Dość ciekawe są natomiast rozbieżności w cenach ofert za nabycie prawa do dzierżawy ogrodu działkowego. W Gdyni wahają się od kilku do nawet ponad stu tysięcy złotych.

- Decyduje wiele czynników, jak m.in. metraż i stan zagospodarowania działki - wyjaśnia wiceprezes Roman Rożyński z ROD „Obłuże”. - Pamiętam przypadek, gdy starszy, schorowany pan, nie miał już sił, aby nadal pielęgnować ogród. Działka była nieco zapuszczona. Dogadał się więc z nowym dzierżawcą, że odsprzeda mu prawo do użytkowania, jednak sam będzie mógł nadal pojawiać się w ogrodzie, aby odpocząć w spokoju na swojej ulubionej ławeczce. Nie musiał dzięki temu już dłużej pielęgnować zieleni, działka została uporządkowana, a nie stracił miejsca do wypoczynku. - Dlatego cena w takim przypadku wynosiła siedem tysięcy złotych. Był jednak także przypadek, że prawo do ogrodu odsprzedawał pan „pakujący” w niego przez lata poważne kwoty pieniędzy. Działka prezentowała się imponująco. Powiem tylko, że stał na niej murowany, klimatyzowany domek z podgrzewanymi podłogami i udogodnieniami, jakich 99 procent osób nie ma we własnych mieszkaniach. Nic więc dziwnego, że cena ustalona została na ponad 100 tys. zł. To są jednak oczywiście ekstremalne sytuacje. Średnia cena w naszym ogrodzie to około 20 tys. zł.

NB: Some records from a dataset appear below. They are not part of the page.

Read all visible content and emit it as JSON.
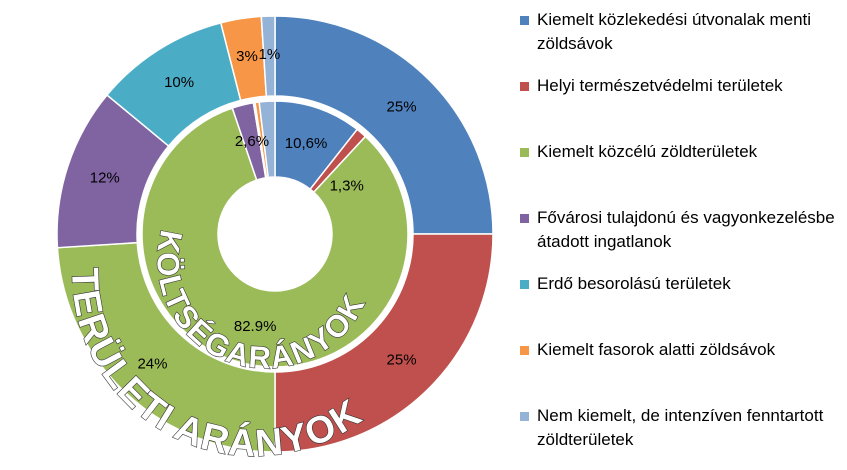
{
  "chart_data": {
    "type": "doughnut",
    "categories": [
      "Kiemelt közlekedési útvonalak menti zöldsávok",
      "Helyi természetvédelmi területek",
      "Kiemelt közcélú zöldterületek",
      "Fővárosi tulajdonú és vagyonkezelésbe átadott ingatlanok",
      "Erdő besorolású területek",
      "Kiemelt fasorok alatti zöldsávok",
      "Nem kiemelt, de intenzíven fenntartott zöldterületek"
    ],
    "colors": [
      "#4F81BD",
      "#C0504D",
      "#9BBB59",
      "#8064A2",
      "#4BACC6",
      "#F79646",
      "#95B3D7"
    ],
    "rings": [
      {
        "name": "TERÜLETI ARÁNYOK",
        "values": [
          25,
          25,
          24,
          12,
          10,
          3,
          1
        ],
        "value_labels": [
          "25%",
          "25%",
          "24%",
          "12%",
          "10%",
          "3%",
          "1%"
        ]
      },
      {
        "name": "KÖLTSÉGARÁNYOK",
        "values": [
          10.6,
          1.3,
          82.9,
          2.6,
          0.2,
          0.5,
          1.9
        ],
        "value_labels": [
          "10,6%",
          "1,3%",
          "82.9%",
          "2,6%",
          null,
          null,
          null
        ]
      }
    ]
  }
}
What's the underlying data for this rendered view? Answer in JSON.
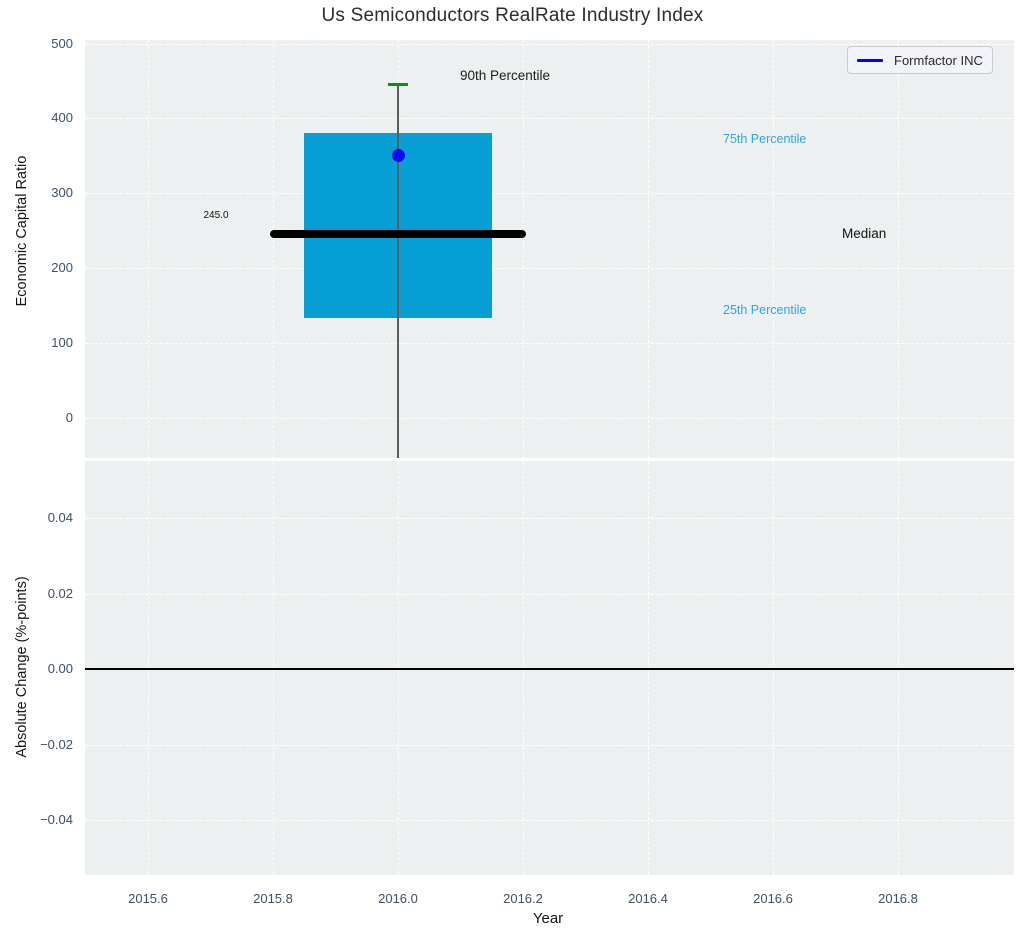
{
  "title": "Us Semiconductors RealRate Industry Index",
  "legend": {
    "label": "Formfactor INC"
  },
  "colors": {
    "plot_bg": "#ecf0f1",
    "grid": "#ffffff",
    "box_fill": "#089fd4",
    "median_line": "#000000",
    "whisker": "#5d5d5d",
    "whisker_cap_green": "#0f8f0f",
    "company_dot_blue": "#0d0dee",
    "legend_line_blue": "#0404f2",
    "percentile_label_blue": "#2ba7dc",
    "tick_text": "#3e5064",
    "zero_line": "#000000"
  },
  "top_plot": {
    "ylabel": "Economic Capital Ratio",
    "annotations": {
      "p90_label": "90th Percentile",
      "p75_label": "75th Percentile",
      "median_label": "Median",
      "p25_label": "25th Percentile",
      "median_value_label": "245.0"
    }
  },
  "bottom_plot": {
    "ylabel": "Absolute Change (%-points)"
  },
  "x_axis": {
    "label": "Year"
  },
  "chart_data": [
    {
      "type": "boxplot",
      "title": "Us Semiconductors RealRate Industry Index",
      "xlabel": "Year",
      "ylabel": "Economic Capital Ratio",
      "x": 2016.0,
      "box": {
        "p90_whisker_top": 446,
        "q3_75th_percentile": 380,
        "median": 245.0,
        "q1_25th_percentile": 134,
        "lower_whisker": "extends below axis (clipped at plot bottom)"
      },
      "box_halfwidth_years": 0.15,
      "median_band_halfwidth_years": 0.205,
      "series": [
        {
          "name": "Formfactor INC",
          "marker": "circle",
          "color": "blue",
          "points": [
            [
              2016.0,
              350
            ]
          ]
        }
      ],
      "annotations": [
        "90th Percentile",
        "75th Percentile",
        "Median",
        "25th Percentile",
        "245.0"
      ],
      "xlim": [
        2015.5,
        2016.99
      ],
      "ylim": [
        -53,
        505
      ],
      "yticks": [
        {
          "v": 500,
          "label": "500"
        },
        {
          "v": 400,
          "label": "400"
        },
        {
          "v": 300,
          "label": "300"
        },
        {
          "v": 200,
          "label": "200"
        },
        {
          "v": 100,
          "label": "100"
        },
        {
          "v": 0,
          "label": "0"
        }
      ],
      "grid": "white dashed on light grey, legend upper right"
    },
    {
      "type": "line",
      "xlabel": "Year",
      "ylabel": "Absolute Change (%-points)",
      "series": [],
      "zero_line_y": 0.0,
      "xlim": [
        2015.5,
        2016.99
      ],
      "ylim": [
        -0.055,
        0.055
      ],
      "yticks": [
        {
          "v": 0.04,
          "label": "0.04"
        },
        {
          "v": 0.02,
          "label": "0.02"
        },
        {
          "v": 0,
          "label": "0.00"
        },
        {
          "v": -0.02,
          "label": "−0.02"
        },
        {
          "v": -0.04,
          "label": "−0.04"
        }
      ],
      "xticks": [
        {
          "v": 2015.6,
          "label": "2015.6"
        },
        {
          "v": 2015.8,
          "label": "2015.8"
        },
        {
          "v": 2016.0,
          "label": "2016.0"
        },
        {
          "v": 2016.2,
          "label": "2016.2"
        },
        {
          "v": 2016.4,
          "label": "2016.4"
        },
        {
          "v": 2016.6,
          "label": "2016.6"
        },
        {
          "v": 2016.8,
          "label": "2016.8"
        }
      ]
    }
  ]
}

Ile kosztują działki? Przykładowe ceny:

  • 7 tys. złotych - zapuszczona działka, wymagająca wkładu i zaangażowania
  • 20 tys. złotych - średnia cena działki
  • 100 tysięcy złotych - działka z murowanym domkiem z udogodnieniami

Ogródki działkowe w pomorskich miastach. Ceny działek w Malborku? Potrafią być darmowe!

Nie tylko w Trójmieście mieszkańcy wracają do wypoczynku na działkach. Teraz nawet te pozarastane znajdują amatorów. - U nas szczególnie szybko poszły te za torami. Teraz są jeszcze jakieś szczątkowe ilości - przyznaje Stanisław Orłowski, działkowicz z ROD im 1 Maja w Malborku, który ma swoje tereny przy ul. Sadowej i przy ul. Słonecznej.
Nie inaczej jest w innej części Malborka, na Piaskach.

- Zostały nam działki uznawane za najgorsze, z pniakami po wyciętych samosiejkach. Jeszcze niedawno mieliśmy 10 wolnych, ale szybko zostały zagospodarowane - mówi Edward Orzęcki, prezes ROD Nadzieja w Malborku.

Ceny działek w Malborku nie zwalają z nóg. Kto zwróci się do zarządu ROD z pytaniem o wolną działkę, może liczyć, że otrzyma kilka propozycji do wyboru. Nie oznacza to wcale, że musi trzymać się za portfel. - Samo objęcie działki jest bezpłatne. Płaci się tylko 150 zł na fundusz inwestycyjny i 210 zł wpisowego do Polskiego Związku Działkowców - informuje Edward Orzęcki.

W jego Nadziei obowiązują później opłaty roczne w wysokości 29 gr. za m kw. powierzchni działki plus 5 zł za wodę. Do tego dochodzą rachunki za prąd według wskazań licznika. Jednak te opłaty są zróżnicowane i zależą od samych działkowców.

- U nas jest akurat naprawdę najtaniej. Ale każdy ROD to taki mały kraik, mała wspólnota, która sama decyduje o takich sprawach - wyjaśnia prezes Orzęcki.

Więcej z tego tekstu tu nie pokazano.